Sequoia also has a Democratic lobbying firm, the law firm O'Dwyer & Bernstien, which is earning $10,000 a month. When that firm learned that Assemblyman Farrell had concerns about whether elderly voters would be able to adjust to computerized voting machines, a Sequoia machine was brought in and a demonstration was organized for Mr. Farrell's staff at a Washington Heights restaurant in northern Manhattan.
<snip>
Because of Sequoia's aggressive early lobbying, some call it the front-runner for the contract. "There is an undercurrent up here in Albany that says Sequoia is a lock," said Assemblyman Wright. "I think it is horrible."
But Sequoia is not the only firm going the lobbying route. Diebold Election Systems, based in McKinney, Tex., and known mostly for its A.T.M.'s, is spending $12,500 a month to retain Greenberg Traurig, a Manhattan law firm. Greenberg's lobbyists are Robert Harding, former deputy mayor under Rudolph W. Giuliani, and John Mascialino, a lawyer and former first deputy commissioner of a city agency charged with buying equipment and supplies under Mr. Giuliani.

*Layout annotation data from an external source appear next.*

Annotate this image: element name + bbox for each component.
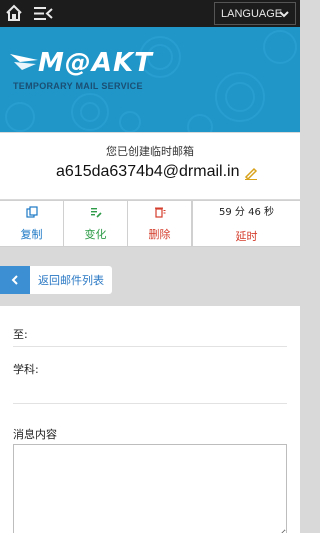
header-pattern xyxy=(5,30,297,132)
email-caption: 您已创建临时邮箱 xyxy=(106,145,194,158)
copy-button[interactable]: 复制 xyxy=(0,201,64,246)
trash-icon xyxy=(154,207,165,218)
extend-timer-button[interactable]: 59 分 46 秒 延时 xyxy=(192,201,300,246)
compose-form: 至: 学科: 消息内容 xyxy=(0,306,300,533)
mailbox-actions: 复制 变化 删除 59 分 46 秒 延时 xyxy=(0,200,300,247)
back-arrow-box xyxy=(0,266,30,294)
delete-label: 删除 xyxy=(148,227,171,241)
home-icon[interactable] xyxy=(5,4,23,22)
logo[interactable]: M@AKT xyxy=(38,48,153,78)
chevron-left-icon xyxy=(11,275,18,285)
to-input[interactable] xyxy=(38,318,284,346)
back-to-list-button[interactable]: 返回邮件列表 xyxy=(0,266,112,294)
email-address[interactable]: a615da6374b4@drmail.in xyxy=(56,163,239,181)
change-button[interactable]: 变化 xyxy=(64,201,128,246)
subject-divider xyxy=(13,403,287,404)
message-label: 消息内容 xyxy=(13,428,57,441)
back-label: 返回邮件列表 xyxy=(38,274,104,287)
subject-input[interactable] xyxy=(13,376,275,402)
subject-label: 学科: xyxy=(13,363,39,376)
to-divider xyxy=(13,346,287,347)
site-header: M@AKT TEMPORARY MAIL SERVICE xyxy=(0,27,300,132)
language-label: LANGUAGE xyxy=(221,7,283,20)
logo-subtitle: TEMPORARY MAIL SERVICE xyxy=(13,81,143,91)
extend-label: 延时 xyxy=(235,230,258,243)
timer-countdown: 59 分 46 秒 xyxy=(219,207,274,218)
top-bar: LANGUAGE xyxy=(0,0,300,27)
logo-wing-icon xyxy=(10,54,38,70)
copy-label: 复制 xyxy=(20,227,43,241)
change-label: 变化 xyxy=(84,227,107,241)
language-dropdown[interactable]: LANGUAGE xyxy=(214,2,296,25)
message-textarea[interactable] xyxy=(13,444,287,533)
pencil-icon[interactable] xyxy=(244,166,258,180)
chevron-down-icon xyxy=(279,11,289,18)
edit-list-icon xyxy=(90,207,102,218)
copy-icon xyxy=(25,205,38,218)
email-card: 您已创建临时邮箱 a615da6374b4@drmail.in xyxy=(0,133,300,199)
menu-icon[interactable] xyxy=(33,5,53,22)
to-label: 至: xyxy=(13,328,28,341)
delete-button[interactable]: 删除 xyxy=(128,201,192,246)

Election Systems & Software pays Davidoff & Malito, one of the state's biggest lobbying firms, $10,000 a month. Its senior partners, Sid Davidoff and Robert Malito, are former aides to Mayor John V. Lindsay.
Liberty Election Systems, a new outfit owned by the executives of an Albany printing company that has produced election ballots for decades, is spending $3,000 a month on lobbyists from Capitol Group.